Vroeger kreeg je in het circus gegarandeerd een Grand Finale. Een accumulatie van lichamen die – krachtig, soepel, behendig en mooi – het publiek met een goed gevoel naar huis stuurden. Want een teleurstellend einde, dat verpest de hele show. Zoals een vriend me onlangs vertelde over het einde van zijn huwelijk: hoe de pijnlijke breuk met terugwerkende kracht de liefdevolle herinneringen aantast, alsof de ander er met een gom doorheen gaat. Nee, bad endings is bad business.

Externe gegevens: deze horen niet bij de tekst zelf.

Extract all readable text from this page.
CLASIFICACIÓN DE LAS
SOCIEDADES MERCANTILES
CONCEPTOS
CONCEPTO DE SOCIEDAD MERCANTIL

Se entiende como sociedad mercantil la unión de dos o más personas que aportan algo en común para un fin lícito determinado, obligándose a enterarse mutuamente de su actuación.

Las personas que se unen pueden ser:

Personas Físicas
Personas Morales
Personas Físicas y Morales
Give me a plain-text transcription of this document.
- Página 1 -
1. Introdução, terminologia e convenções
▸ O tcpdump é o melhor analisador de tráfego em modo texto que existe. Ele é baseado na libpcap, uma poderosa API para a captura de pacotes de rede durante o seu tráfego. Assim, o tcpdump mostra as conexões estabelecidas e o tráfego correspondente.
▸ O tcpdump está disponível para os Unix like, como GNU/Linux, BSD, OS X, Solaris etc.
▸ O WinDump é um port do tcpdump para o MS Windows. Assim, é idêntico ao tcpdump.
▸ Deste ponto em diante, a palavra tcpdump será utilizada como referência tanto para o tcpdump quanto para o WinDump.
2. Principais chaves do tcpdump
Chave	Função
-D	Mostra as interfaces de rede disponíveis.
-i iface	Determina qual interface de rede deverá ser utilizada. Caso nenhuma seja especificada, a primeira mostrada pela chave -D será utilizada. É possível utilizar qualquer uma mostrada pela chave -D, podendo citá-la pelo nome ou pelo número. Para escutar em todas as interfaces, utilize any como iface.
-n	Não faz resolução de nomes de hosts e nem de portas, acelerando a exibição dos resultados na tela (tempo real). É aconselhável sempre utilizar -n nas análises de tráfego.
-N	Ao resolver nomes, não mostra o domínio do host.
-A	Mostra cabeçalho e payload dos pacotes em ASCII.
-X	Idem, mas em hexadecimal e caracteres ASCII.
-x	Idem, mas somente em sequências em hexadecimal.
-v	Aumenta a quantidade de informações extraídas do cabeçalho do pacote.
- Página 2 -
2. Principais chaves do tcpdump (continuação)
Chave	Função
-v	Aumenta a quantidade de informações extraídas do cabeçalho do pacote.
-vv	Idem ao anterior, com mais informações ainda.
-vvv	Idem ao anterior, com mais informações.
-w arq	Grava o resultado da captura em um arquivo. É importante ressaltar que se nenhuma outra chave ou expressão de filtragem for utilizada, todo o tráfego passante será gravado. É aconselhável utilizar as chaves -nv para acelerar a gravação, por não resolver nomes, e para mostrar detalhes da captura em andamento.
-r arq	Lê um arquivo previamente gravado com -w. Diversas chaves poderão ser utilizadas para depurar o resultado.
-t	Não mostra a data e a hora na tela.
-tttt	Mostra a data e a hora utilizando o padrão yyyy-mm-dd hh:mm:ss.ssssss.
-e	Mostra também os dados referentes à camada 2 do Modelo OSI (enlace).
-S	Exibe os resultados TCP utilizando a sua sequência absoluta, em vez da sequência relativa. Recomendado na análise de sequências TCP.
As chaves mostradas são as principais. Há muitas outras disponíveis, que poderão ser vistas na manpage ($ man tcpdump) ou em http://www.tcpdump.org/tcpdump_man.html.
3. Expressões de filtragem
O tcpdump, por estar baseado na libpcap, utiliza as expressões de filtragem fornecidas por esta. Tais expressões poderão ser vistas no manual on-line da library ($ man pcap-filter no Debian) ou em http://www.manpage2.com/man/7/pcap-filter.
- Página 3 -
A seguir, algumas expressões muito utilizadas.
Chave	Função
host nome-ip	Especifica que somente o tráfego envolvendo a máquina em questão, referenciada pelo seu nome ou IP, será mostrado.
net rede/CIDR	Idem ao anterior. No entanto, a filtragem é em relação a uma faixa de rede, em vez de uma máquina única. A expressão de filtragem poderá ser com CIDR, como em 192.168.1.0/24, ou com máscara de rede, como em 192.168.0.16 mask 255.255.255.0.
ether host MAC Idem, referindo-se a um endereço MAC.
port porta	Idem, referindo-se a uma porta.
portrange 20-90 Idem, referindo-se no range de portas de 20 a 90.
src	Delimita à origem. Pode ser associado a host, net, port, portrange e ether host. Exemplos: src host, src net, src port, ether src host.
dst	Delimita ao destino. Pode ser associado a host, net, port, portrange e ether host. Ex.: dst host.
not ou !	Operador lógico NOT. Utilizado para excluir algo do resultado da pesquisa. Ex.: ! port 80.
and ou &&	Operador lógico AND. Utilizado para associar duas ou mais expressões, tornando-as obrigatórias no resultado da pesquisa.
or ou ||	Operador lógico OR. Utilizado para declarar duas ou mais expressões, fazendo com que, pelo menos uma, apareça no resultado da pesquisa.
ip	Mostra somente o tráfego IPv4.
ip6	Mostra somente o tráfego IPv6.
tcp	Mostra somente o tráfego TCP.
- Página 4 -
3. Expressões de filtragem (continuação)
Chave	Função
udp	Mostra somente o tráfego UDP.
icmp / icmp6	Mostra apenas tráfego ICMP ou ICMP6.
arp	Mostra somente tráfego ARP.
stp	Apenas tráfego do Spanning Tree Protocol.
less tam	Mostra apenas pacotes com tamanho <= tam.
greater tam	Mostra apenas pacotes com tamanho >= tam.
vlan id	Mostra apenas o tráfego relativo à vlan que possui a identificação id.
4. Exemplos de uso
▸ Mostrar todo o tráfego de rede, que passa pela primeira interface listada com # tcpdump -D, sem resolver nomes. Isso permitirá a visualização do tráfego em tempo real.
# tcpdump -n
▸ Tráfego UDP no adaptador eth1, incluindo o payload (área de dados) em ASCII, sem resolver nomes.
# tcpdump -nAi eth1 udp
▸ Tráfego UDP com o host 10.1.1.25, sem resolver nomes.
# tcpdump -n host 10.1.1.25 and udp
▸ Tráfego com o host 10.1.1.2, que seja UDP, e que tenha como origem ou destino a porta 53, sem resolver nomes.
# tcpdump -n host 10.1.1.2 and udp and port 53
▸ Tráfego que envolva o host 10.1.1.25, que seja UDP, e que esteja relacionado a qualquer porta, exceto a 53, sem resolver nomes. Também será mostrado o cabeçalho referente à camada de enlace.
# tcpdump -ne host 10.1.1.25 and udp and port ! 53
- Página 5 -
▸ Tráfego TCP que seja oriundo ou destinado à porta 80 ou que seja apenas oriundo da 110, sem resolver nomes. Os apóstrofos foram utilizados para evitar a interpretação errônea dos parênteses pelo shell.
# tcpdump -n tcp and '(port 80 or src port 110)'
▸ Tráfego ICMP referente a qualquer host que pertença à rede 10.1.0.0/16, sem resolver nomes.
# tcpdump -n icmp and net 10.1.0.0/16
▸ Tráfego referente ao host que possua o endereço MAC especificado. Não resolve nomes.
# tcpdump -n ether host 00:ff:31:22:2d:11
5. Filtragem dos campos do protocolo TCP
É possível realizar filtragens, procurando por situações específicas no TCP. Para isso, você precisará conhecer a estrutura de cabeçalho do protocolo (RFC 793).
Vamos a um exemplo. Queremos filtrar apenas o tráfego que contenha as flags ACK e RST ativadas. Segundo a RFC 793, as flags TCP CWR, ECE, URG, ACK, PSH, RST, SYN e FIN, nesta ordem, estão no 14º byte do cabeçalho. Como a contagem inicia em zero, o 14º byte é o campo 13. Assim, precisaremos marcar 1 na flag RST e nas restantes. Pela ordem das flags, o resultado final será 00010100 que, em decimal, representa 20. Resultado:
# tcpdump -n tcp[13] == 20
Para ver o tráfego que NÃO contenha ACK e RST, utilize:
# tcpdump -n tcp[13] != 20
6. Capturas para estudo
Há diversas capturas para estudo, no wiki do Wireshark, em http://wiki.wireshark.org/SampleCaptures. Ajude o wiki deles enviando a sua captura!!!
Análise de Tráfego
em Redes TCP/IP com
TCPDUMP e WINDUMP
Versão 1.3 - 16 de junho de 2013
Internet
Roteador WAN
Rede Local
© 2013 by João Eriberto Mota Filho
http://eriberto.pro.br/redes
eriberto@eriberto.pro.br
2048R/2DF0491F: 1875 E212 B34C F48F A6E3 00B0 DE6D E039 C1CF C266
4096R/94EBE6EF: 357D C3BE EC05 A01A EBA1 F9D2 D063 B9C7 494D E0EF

Podiumartiesten zijn gek op eindes. Ze mogen sterven, overwinnen, transformeren. In de laatste minuten voor het applaus toont de voorstelling haar ware gelaat. Verkoopt het popcorn, zakdoekjes, een dreun? There must be 50 ways to end a show, maar slechts één laatste kans om inhoudelijk te overtuigen. Daarna gaat het zaallicht aan en wordt het podium ontruimd. Er is geen weg terug.
Voor wie net als ik een finifugal is – iemand die moeite heeft met eindes, het uitstelt om de laatste bladzijden van een boek om te slaan, nog drie keer naroept bij het uitzwaaien – is het finale punt achter een voorstelling een beproeving. Liever blijf ik hangen bij het moment vlak daarvoor, wanneer je het einde voelt naderen, al je zintuigen op scherp staan, maar er nog niets onafwendbaar is. In dat ogenblik schuilt de poëzie, even later ruw onderbroken door het al dan niet geslaagde einde en het applaus. Wat ontladen is voor de één, is rouwen voor de ander.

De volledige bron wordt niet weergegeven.